Oui, elle était un peu molle, oui, elle manquait de tonicité. Mais c’était notre lot à tous, n‘est-ce pas ? Et puis, à qui la faute ? C’était trop facile de tout lui mettre sur le dos ! Évidemment, elle aurait dû faire de l’exercice, mais on est tous pareils, on se plaît à végéter, tout alangui. Elle avait encore la nostalgie de l’enfance, quand Damien suçait son pouce. C’est vrai qu’elle avait pris des habitudes, étendue doucement contre ses dents, caressée par le pouce. Mais Damien n’avait qu’à arrêter plus tôt de sucer son pouce aussi ! Elle avait étendu son territoire, déplaçant d’année en année les dents vers l’extérieur, ouvrant l’espace – ce que le Docteur avait appelé « la béance ». Après tout, qui pouvait lui reprocher d’avoir voulu, elle aussi, plus d’espace, plus de vue ? Désormais, en repoussant les dents, elle voyait en permanence ce qui se passait à l’extérieur, pas comme toutes ces langues coincées derrière les dents qui semblaient avoir honte de leur propriétaire. Elle s’était battue pour sa dignité, pour être une langue visible et fière.

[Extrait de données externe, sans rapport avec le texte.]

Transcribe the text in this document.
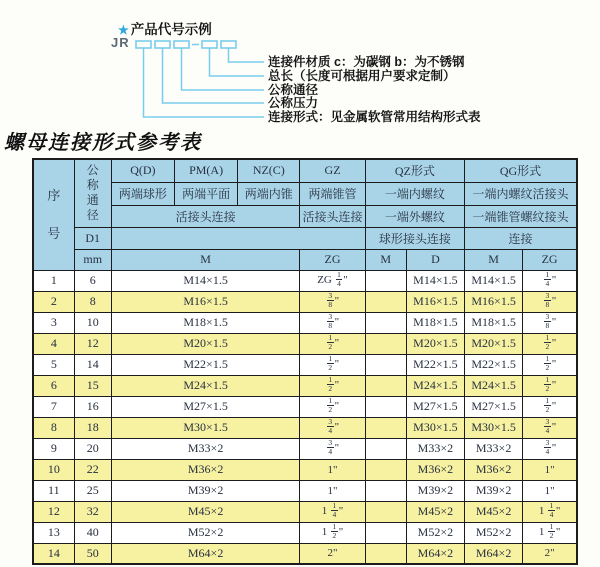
★ 产品代号示例
JR
连接件材质 c：为碳钢 b：为不锈钢
总长（长度可根据用户要求定制）
公称通径
公称压力
连接形式：见金属软管常用结构形式表
螺母连接形式参考表
序号	公称通径	Q(D)	PM(A)	NZ(C)	GZ	QZ形式		QG形式	
		两端球形	两端平面	两端内锥	两端锥管	一端内螺纹		一端内螺纹活接头	
		活接头连接			活接头连接	一端外螺纹		一端锥管螺纹接头	
	D1					球形接头连接		连接	
	mm	M			ZG	M	D	M	ZG
1	6	M14×1.5			ZG $\frac{1}{4}$ "		M14×1.5	M14×1.5	$\frac{1}{4}$ "
2	8	M16×1.5			$\frac{3}{8}$ "		M16×1.5	M16×1.5	$\frac{3}{8}$ "
3	10	M18×1.5			$\frac{3}{8}$ "		M18×1.5	M18×1.5	$\frac{3}{8}$ "
4	12	M20×1.5			$\frac{1}{2}$ "		M20×1.5	M20×1.5	$\frac{1}{2}$ "
5	14	M22×1.5			$\frac{1}{2}$ "		M22×1.5	M22×1.5	$\frac{1}{2}$ "
6	15	M24×1.5			$\frac{1}{2}$ "		M24×1.5	M24×1.5	$\frac{1}{2}$ "
7	16	M27×1.5			$\frac{1}{2}$ "		M27×1.5	M27×1.5	$\frac{1}{2}$ "
8	18	M30×1.5			$\frac{3}{4}$ "		M30×1.5	M30×1.5	$\frac{3}{4}$ "
9	20	M33×2			$\frac{3}{4}$ "		M33×2	M33×2	$\frac{3}{4}$ "
10	22	M36×2			1"		M36×2	M36×2	1"
11	25	M39×2			1"		M39×2	M39×2	1"
12	32	M45×2			$1 \frac{1}{4}$ "		M45×2	M45×2	$1 \frac{1}{4}$ "
13	40	M52×2			$1 \frac{1}{2}$ "		M52×2	M52×2	$1 \frac{1}{2}$ "
14	50	M64×2			2"		M64×2	M64×2	2"
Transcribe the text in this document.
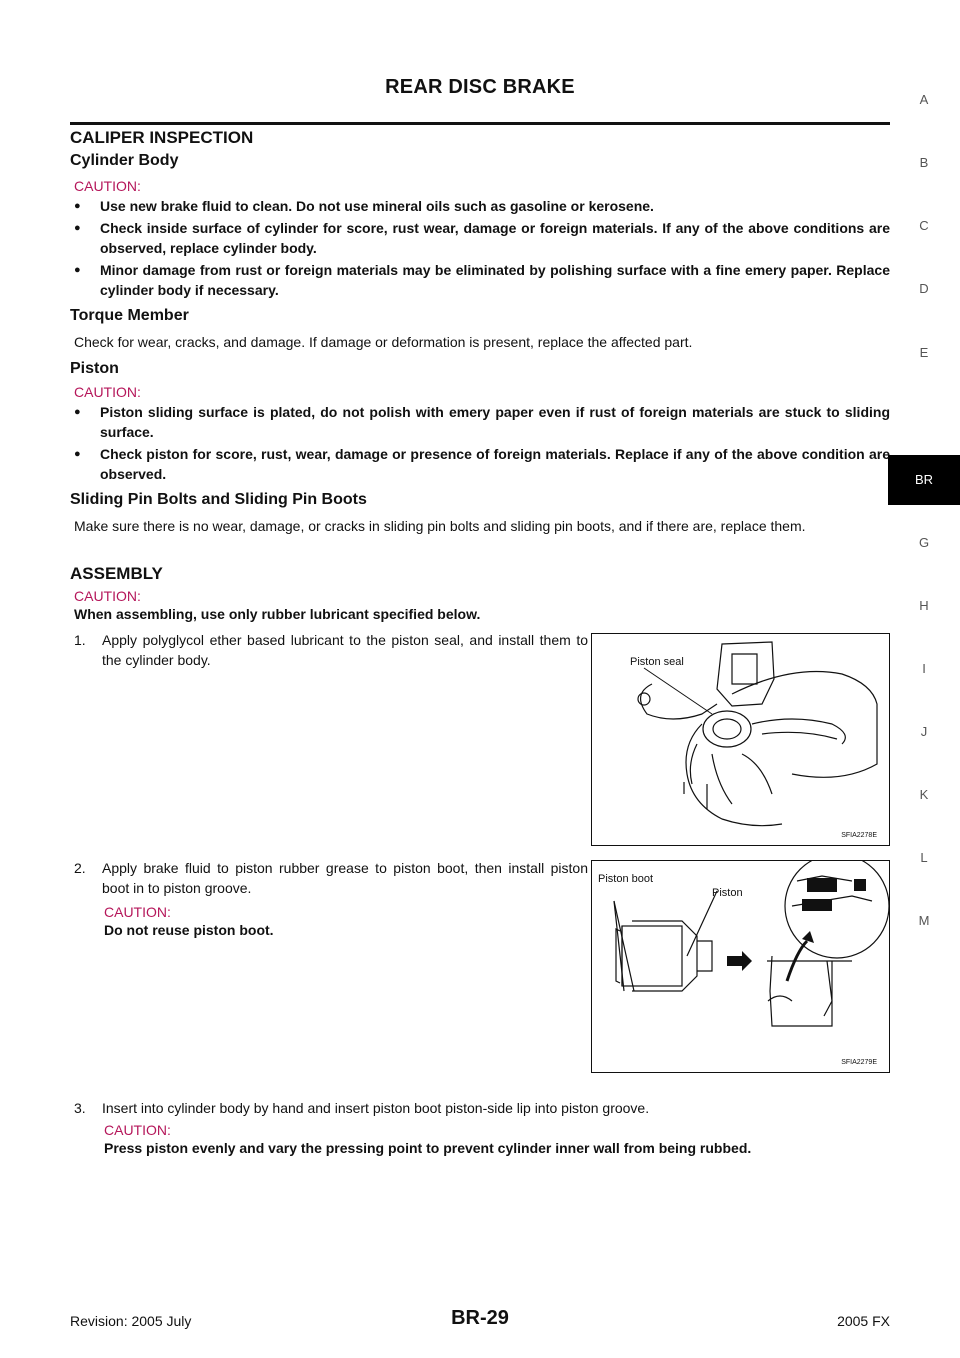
REAR DISC BRAKE
A
B
C
D
E
BR
G
H
I
J
K
L
M
CALIPER INSPECTION
Cylinder Body
CAUTION:
● Use new brake fluid to clean. Do not use mineral oils such as gasoline or kerosene.
● Check inside surface of cylinder for score, rust wear, damage or foreign materials. If any of the above conditions are observed, replace cylinder body.
● Minor damage from rust or foreign materials may be eliminated by polishing surface with a fine emery paper. Replace cylinder body if necessary.
Torque Member
Check for wear, cracks, and damage. If damage or deformation is present, replace the affected part.
Piston
CAUTION:
● Piston sliding surface is plated, do not polish with emery paper even if rust of foreign materials are stuck to sliding surface.
● Check piston for score, rust, wear, damage or presence of foreign materials. Replace if any of the above condition are observed.
Sliding Pin Bolts and Sliding Pin Boots
Make sure there is no wear, damage, or cracks in sliding pin bolts and sliding pin boots, and if there are, replace them.
ASSEMBLY
CAUTION:
When assembling, use only rubber lubricant specified below.
1. Apply polyglycol ether based lubricant to the piston seal, and install them to the cylinder body.
2. Apply brake fluid to piston rubber grease to piston boot, then install piston boot in to piston groove.
CAUTION:
Do not reuse piston boot.
3. Insert into cylinder body by hand and insert piston boot piston-side lip into piston groove.
CAUTION:
Press piston evenly and vary the pressing point to prevent cylinder inner wall from being rubbed.
Piston seal
SFIA2278E
Piston boot
Piston
SFIA2279E
Revision: 2005 July	BR-29	2005 FX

Maintenant, le Docteur avait décidé qu’il fallait qu’elle soit « rééduquée ». Enfin, il s’était repris, qu’elle soit « éduquée ». Quand Damien avait demandé de sa voix candide : « Pourquoi ? elle est mal élevée ? », cela avait fait sourire le Docteur qui avait répondu « C’est un peu ça » avec l’air satisfait d’une plaisanterie que lui seul comprenait. C’est ainsi que le Docteur avait fini de l’agacer.

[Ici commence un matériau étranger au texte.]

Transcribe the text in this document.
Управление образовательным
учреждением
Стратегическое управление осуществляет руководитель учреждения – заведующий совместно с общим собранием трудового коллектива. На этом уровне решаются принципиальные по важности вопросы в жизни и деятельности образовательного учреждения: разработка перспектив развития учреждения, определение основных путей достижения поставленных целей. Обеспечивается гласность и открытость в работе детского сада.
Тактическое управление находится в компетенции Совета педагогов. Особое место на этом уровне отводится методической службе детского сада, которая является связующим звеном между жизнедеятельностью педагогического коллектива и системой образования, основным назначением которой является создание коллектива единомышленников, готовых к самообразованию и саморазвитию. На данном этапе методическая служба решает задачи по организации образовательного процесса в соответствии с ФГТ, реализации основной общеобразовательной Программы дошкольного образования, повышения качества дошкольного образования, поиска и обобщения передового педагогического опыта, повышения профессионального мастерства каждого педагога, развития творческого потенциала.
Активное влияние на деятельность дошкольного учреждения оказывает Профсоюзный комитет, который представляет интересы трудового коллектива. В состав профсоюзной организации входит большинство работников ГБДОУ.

Le Docteur avait terminé le rendez-vous en expliquant qu’il faudrait « rétablir le cadre anatomique » — il avait sûrement utilisé des mots savants pour impressionner la maman de Damien ! — et avait prescrit des séances de rééducation. C’est là qu’elle avait paniqué : des séances de rééducation ? Elle allait être condamnée aux travaux forcés ? au bagne ? avec un boulet accroché tel un piercing, et une tenue rayée noir et jaune comme les forçats au pénitencier ?
Et puis la rééducation avait commencé au cabinet d’une certaine Hélène. Au début, elle reproduisait de mauvaise grâce les exercices qu’Hélène prescrivait. Et puis, elle s’était prise de sympathie pour cette Hélène que Damien semblait, lui aussi, apprécier. Maintenant que les séances de rééducation se succédaient, elle finissait par s’avouer qu’elle retrouvait la ligne, qu’elle semblait plus élancée. Elle reprenait confiance en elle. Elle se surprenait à s’entraîner même quand Hélène ne la regardait pas. Elle découvrait que se positionner contre le palais, finalement, avait du bon et que les rapports avec les dents devenaient plus harmonieux, plus doux, plus délicats… et qu’elle aimait ça. Les mots s’enchaînaient de façon plus nette dans la bouche de Damien et — qui l’eut cru ? — elle en était fière.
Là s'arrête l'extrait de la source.